Underwater Home Traps Driving Unemployment

by David Atkins

Chris Mims at Grist highlights a Brookings Institution report showing that the rise in homeownership is helping drive up unemployment numbers:

The U.S. is suffering crushing unemployment, yet workers can't move to where the jobs are because they are trapped in underwater mortgages, explains a new report from Brookings. This, it turns out, is the ultimate fate of the "ownership society" that our government has been pushing for so long through Fannie, Freddy, and tax policy: People can't migrate to where they're needed most, even if their livelihood depends on it...

The data show that not only are people less likely to move from one state to another, they're also failing to move even within the same county -- say, to upgrade to a slightly better job across town, or shorten their commute.

The "ownership society" is one way of putting this. Another way of putting it, as I have said before, is priotizing assets over wages:

American public policy on both sides of the aisle reoriented itself away from a focus on wages and toward a focus on assets. Specifically, the idea was that wage growth was dangerous because it led to core inflation in a way that asset growth did not. American foreign policy became obsessed even more than it had been with maintaining access to oil, both to prevent future oil shocks and to prevent inflationary oil spirals. Wage growth was also dangerous because it would drive increasing numbers of American corporations to employ cheaper overseas labor.

But that left the question of how to sustain a middle class and functional economy while slashing wages. The answer was to make more Americans "true Capitalists" in Reagan's terms. Pensions were converted to 401K plans, thus investing about half of Americans into the stock market and creating a national obsession with the health of market indices. Regular Americans were given credit cards, allowing them to take on the sorts of debt that had previously only been available to businesses. Most crucially, American policymakers did everything possible to incentivize homeownership, from programs designed to help people afford homes to major tax breaks for homeownership and much besides.

The greatest mistake of the Obama Administration has been a futile and misguided attempt to continue these policies, rather than reorient the economy toward a more sustainable and more just future.

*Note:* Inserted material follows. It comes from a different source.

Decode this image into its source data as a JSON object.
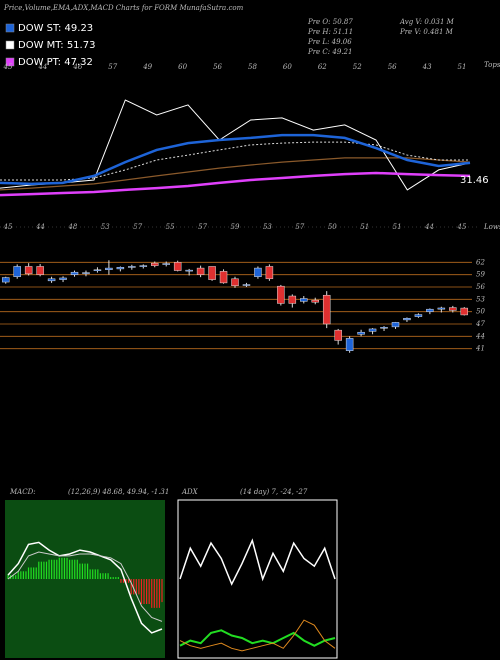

In terms of homeownership policy, the right move is neither to try to reinflate the housing bubble nor to foreclose people out of their homes, but to move people from ownership of a home they will never be able to pay for to renting said home at lower, more sustainable rates. This will in turn drive home prices lower (which is where they need to go), while allowing people to escape their location trap homes in pursuit of employment opportunities. Lower home prices with more difficult-to-acquire loans will in turn attract responsible buyers still currently priced out of the market, which will in turn help reinvigorate the economy over time.

Like the case of people holding onto jobs they don't want in order to continue to have private health insurance, this is another instance where "ownership society" market policy actually creates economic inefficiencies so profound that they seriously impact the real freedom of consumers and wage-earners.

The only people who are more "free" under our current laissez-faire market-driven policies are the executives of lending institutions and health insurance companies. Everyone else is trapped in jobs they don't want and houses they can't move out of, while the blowhards on Fox News accuse anyone who tries to liberate these people as enemies of "freedom."